La volontà del produttore è quella di spostare il focus dal prodotto icona al più esteso concetto di brand Tenuta Luce.

Un progetto iniziato nel 1995 che vede porre un’importante pietra miliare nel 2015 con l’acquisizione dei terreni dell’azienda Logonovo, adiacenti a quelli del Luce, e relativa cantina ora ristrutturata secondo canoni moderni, molto ben integrata nel territorio di Montalcino.

Lo sapevate? Noi prima d’ora no ma il motivo c’è ed è riferito alla volontà del fare, ma sottovoce, senza eventi di grido o proclami urbi et orbi. Una comunicazione composta, d’élite se vogliamo, come d’élite si pone il posizionamento commerciale del Lux Vitis, ultima frontiera di Tenuta Luce con le sue circa 6000 bottiglie.

Ad ulteriore testimonianza, vi è questo lancio pubblico al Savini a Milano, venue piuttosto esclusiva, con la dozzina di giornalisti di settore di livello nazionale e internazionale a seguito.
Vedo di fronte a me Gigi Brozzoni e Antonio Paolini, a destra Alessandro Torcoli, Marco Gatti e pochi altri insieme al Marchese Lamberto Frescobaldi e all’Enologo e Direttore Tecnico, Stefano Ruini.

E poi ci siamo noi, unici blogger presenti, come rappresentanti di una comunicazione esigente, sicuramente alternativa, mi piace pensare più vicina a un pubblico non per forza elitario ma appassionato (anche molto competente in certi casi) e bramoso di conoscenza, sempre alla ricerca di novità, che vuole sbirciare dall’altra parte della famosa medaglia,.

E vi prego NON dateci degli “influencer” non abbiamo più vent’anni da un pezzo e all’epoca non ve n’era per fortuna traccia…

Lux Vitis 2015, cabernet sauvignon e sangiovese in piccola parte.

Dalla sperimentazione, o dall’eresia sotto un’altra prospettiva, di un piccolo vigneto di 3 ettari piantato a cabernet sauvignon nasce pian piano, vendemmia dopo vendemmia, una nuova espressione di quel territorio che è sinonimo di Sangiovese in purezza.

Uno stravolgimento, un mondo sottosopra.

Evocativa l’etichetta, bellissima per quanto mi riguarda, sembra un Big-Bang, un’esplosione accecante a testimonianza di un nuovo inizio, il reset di visione che passa per la nuova via.

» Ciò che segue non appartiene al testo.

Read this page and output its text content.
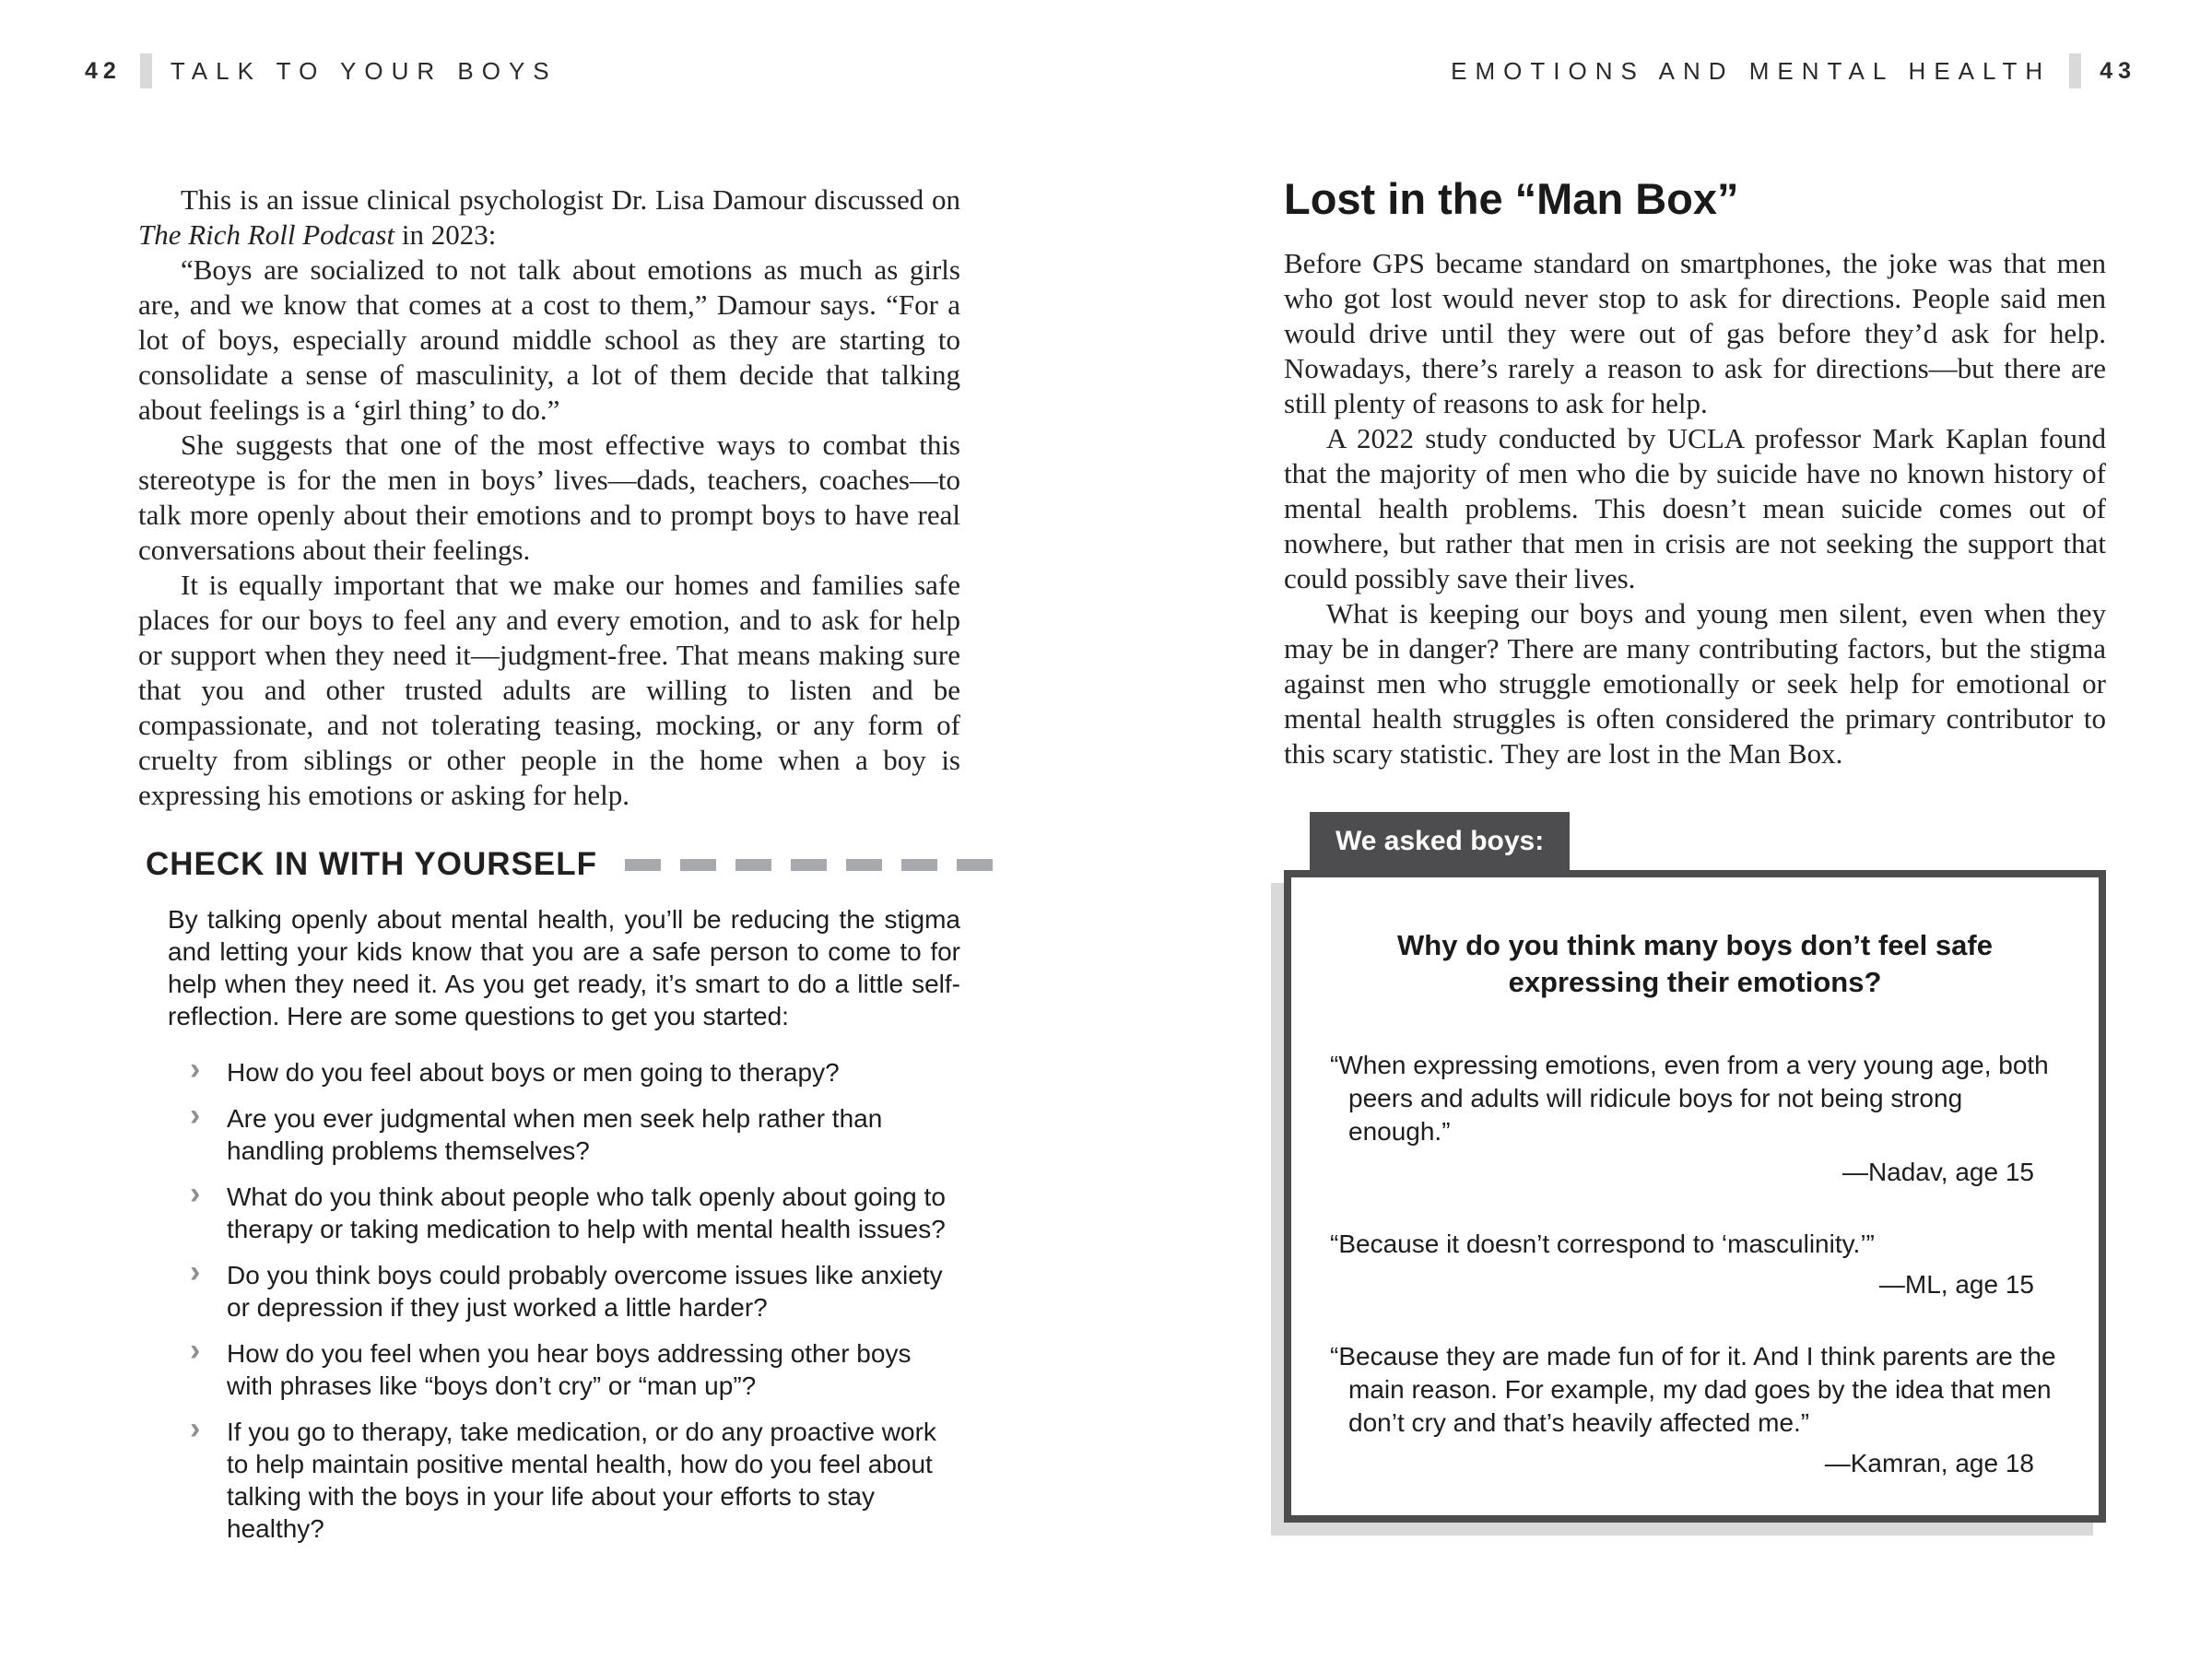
42 TALK TO YOUR BOYS	EMOTIONS AND MENTAL HEALTH 43

This is an issue clinical psychologist Dr. Lisa Damour discussed on The Rich Roll Podcast in 2023:

“Boys are socialized to not talk about emotions as much as girls are, and we know that comes at a cost to them,” Damour says. “For a lot of boys, especially around middle school as they are starting to consolidate a sense of masculinity, a lot of them decide that talking about feelings is a ‘girl thing’ to do.”

She suggests that one of the most effective ways to combat this stereotype is for the men in boys’ lives—dads, teachers, coaches—to talk more openly about their emotions and to prompt boys to have real conversations about their feelings.

It is equally important that we make our homes and families safe places for our boys to feel any and every emotion, and to ask for help or support when they need it—judgment-free. That means making sure that you and other trusted adults are willing to listen and be compassionate, and not tolerating teasing, mocking, or any form of cruelty from siblings or other people in the home when a boy is expressing his emotions or asking for help.

CHECK IN WITH YOURSELF

By talking openly about mental health, you’ll be reducing the stigma and letting your kids know that you are a safe person to come to for help when they need it. As you get ready, it’s smart to do a little self-reflection. Here are some questions to get you started:

› How do you feel about boys or men going to therapy?
› Are you ever judgmental when men seek help rather than handling problems themselves?
› What do you think about people who talk openly about going to therapy or taking medication to help with mental health issues?
› Do you think boys could probably overcome issues like anxiety or depression if they just worked a little harder?
› How do you feel when you hear boys addressing other boys with phrases like “boys don’t cry” or “man up”?
› If you go to therapy, take medication, or do any proactive work to help maintain positive mental health, how do you feel about talking with the boys in your life about your efforts to stay healthy?
Lost in the “Man Box”

Before GPS became standard on smartphones, the joke was that men who got lost would never stop to ask for directions. People said men would drive until they were out of gas before they’d ask for help. Nowadays, there’s rarely a reason to ask for directions—but there are still plenty of reasons to ask for help.

A 2022 study conducted by UCLA professor Mark Kaplan found that the majority of men who die by suicide have no known history of mental health problems. This doesn’t mean suicide comes out of nowhere, but rather that men in crisis are not seeking the support that could possibly save their lives.

What is keeping our boys and young men silent, even when they may be in danger? There are many contributing factors, but the stigma against men who struggle emotionally or seek help for emotional or mental health struggles is often considered the primary contributor to this scary statistic. They are lost in the Man Box.

We asked boys:

Why do you think many boys don’t feel safe expressing their emotions?

“When expressing emotions, even from a very young age, both peers and adults will ridicule boys for not being strong enough.”

—Nadav, age 15

“Because it doesn’t correspond to ‘masculinity.’”

—ML, age 15

“Because they are made fun of for it. And I think parents are the main reason. For example, my dad goes by the idea that men don’t cry and that’s heavily affected me.”

—Kamran, age 18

Non un punto di arrivo ma di ri-partenza e di completamento. D’altronde, lo sappiamo, Tenuta Luce non è nuova alla diversità di interpretazione di quel territorio.

Chi fra gli appassionati non ha mai anche solo intravisto l’etichetta del Luce, il sangiovese merlot portabandiera della Casa e simbolo della cantina stessa? Un vino-icona antesignano e progenitore del Lux Vitis con il quale condivide lo spirito della ricerca e dell’innovazione.

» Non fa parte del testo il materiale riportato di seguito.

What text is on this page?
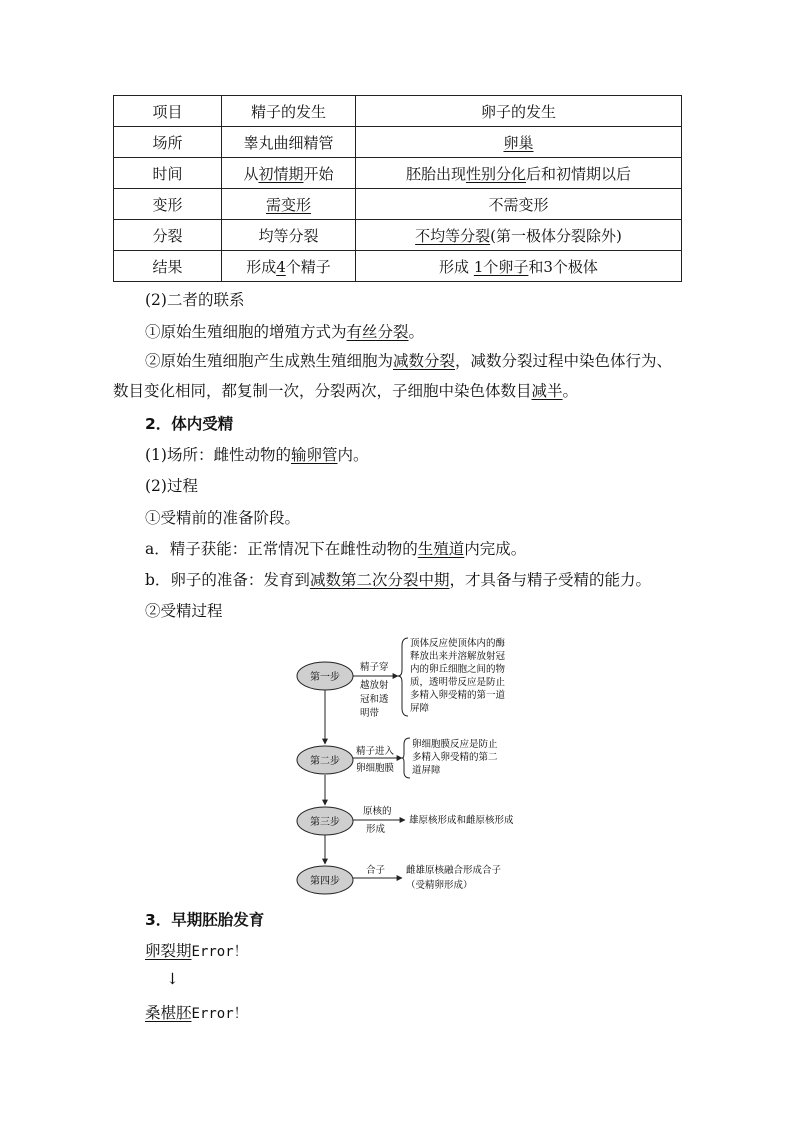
项目	精子的发生	卵子的发生
场所	睾丸曲细精管	卵巢
时间	从初情期开始	胚胎出现性别分化后和初情期以后
变形	需变形	不需变形
分裂	均等分裂	不均等分裂(第一极体分裂除外)
结果	形成4个精子	形成 1个卵子和3个极体
(2)二者的联系
①原始生殖细胞的增殖方式为有丝分裂。
②原始生殖细胞产生成熟生殖细胞为减数分裂，减数分裂过程中染色体行为、数目变化相同，都复制一次，分裂两次，子细胞中染色体数目减半。
2．体内受精
(1)场所：雌性动物的输卵管内。
(2)过程
①受精前的准备阶段。
a．精子获能：正常情况下在雌性动物的生殖道内完成。
b．卵子的准备：发育到减数第二次分裂中期，才具备与精子受精的能力。
②受精过程
第一步
第二步
第三步
第四步
精子穿
越放射
冠和透
明带
顶体反应使顶体内的酶
释放出来并溶解放射冠
内的卵丘细胞之间的物
质，透明带反应是防止
多精入卵受精的第一道
屏障
精子进入
卵细胞膜
卵细胞膜反应是防止
多精入卵受精的第二
道屏障
原核的
形成
雄原核形成和雌原核形成
合子 雌雄原核融合形成合子
（受精卵形成）
3．早期胚胎发育
卵裂期Error！
↓
桑椹胚Error！
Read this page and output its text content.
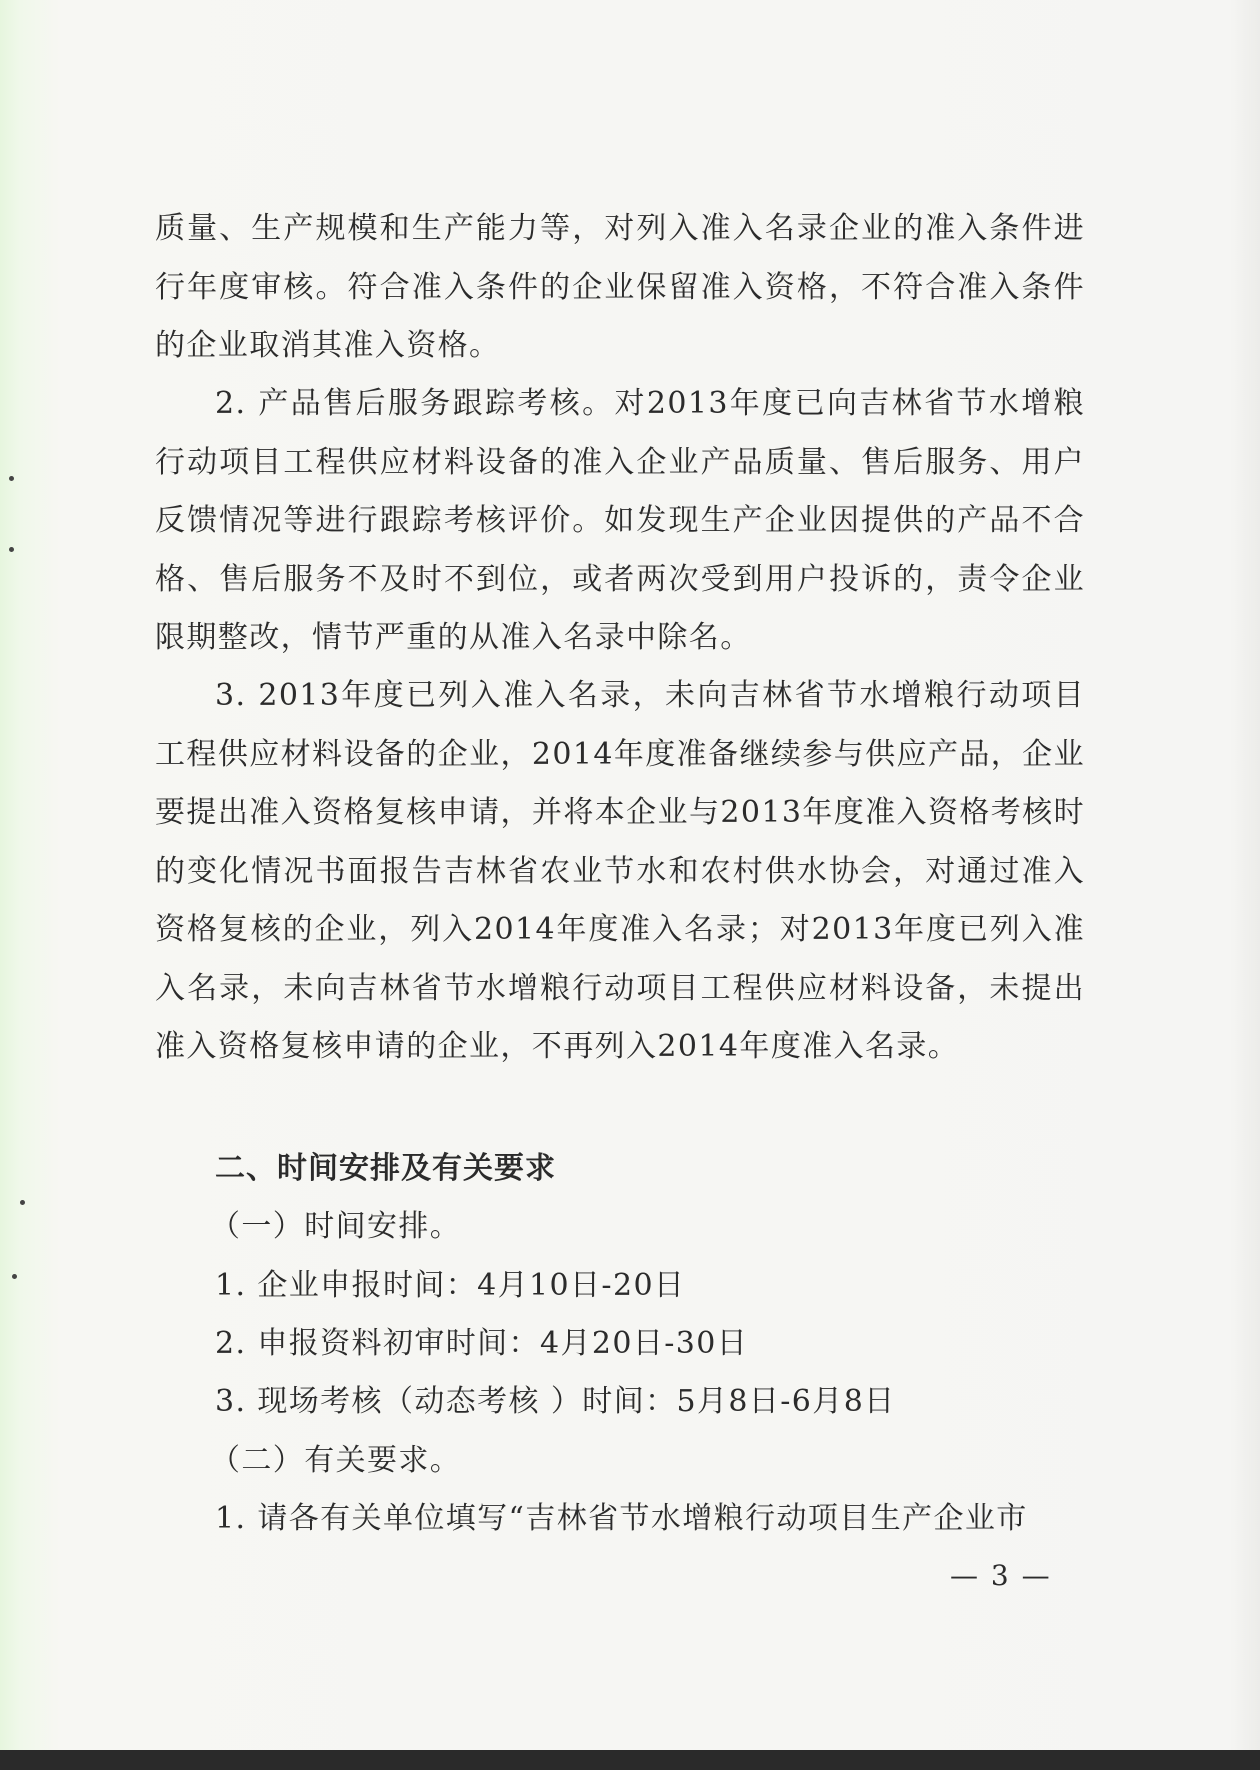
质量、生产规模和生产能力等，对列入准入名录企业的准入条件进行年度审核。符合准入条件的企业保留准入资格，不符合准入条件的企业取消其准入资格。

2. 产品售后服务跟踪考核。对2013年度已向吉林省节水增粮行动项目工程供应材料设备的准入企业产品质量、售后服务、用户反馈情况等进行跟踪考核评价。如发现生产企业因提供的产品不合格、售后服务不及时不到位，或者两次受到用户投诉的，责令企业限期整改，情节严重的从准入名录中除名。

3. 2013年度已列入准入名录，未向吉林省节水增粮行动项目工程供应材料设备的企业，2014年度准备继续参与供应产品，企业要提出准入资格复核申请，并将本企业与2013年度准入资格考核时的变化情况书面报告吉林省农业节水和农村供水协会，对通过准入资格复核的企业，列入2014年度准入名录；对2013年度已列入准入名录，未向吉林省节水增粮行动项目工程供应材料设备，未提出准入资格复核申请的企业，不再列入2014年度准入名录。

二、时间安排及有关要求

（一）时间安排。

1. 企业申报时间：4月10日-20日

2. 申报资料初审时间：4月20日-30日

3. 现场考核（动态考核 ）时间：5月8日-6月8日

（二）有关要求。

1. 请各有关单位填写“吉林省节水增粮行动项目生产企业市

— 3 —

I puristi forse storceranno il naso ma senza questo spunto state pur certi che oggi mancherebbe all’appello più di qualche eccellenza italiana.

Lux Vitis all’interno di questo nuovo corso si colloca come vino di nicchia elitario, anche per via dell’esigua quantità.

Il Marchese in persona ci racconta la bellissima vendemmia del 2015 e alcune curiosità come il fatto che la pur piccola percentuale di sangiovese “gli dà una piccola dose di attaccamento al territorio”.

Terreni eterogenei con presenza di argille, calcare e anche un po’ di sabbia sono la base per portare la pianta a produrre bacche piccole a favore del rapporto buccia/polpa.

Si pone l’accento sulla massima attenzione in vigna poiché “non utilizzando diserbi chimici si tende a risvegliare l’energia della vigna e conseguentemente i suoi caratteri dinamici”. Tradotto vuol dire freschezza a tutto campo.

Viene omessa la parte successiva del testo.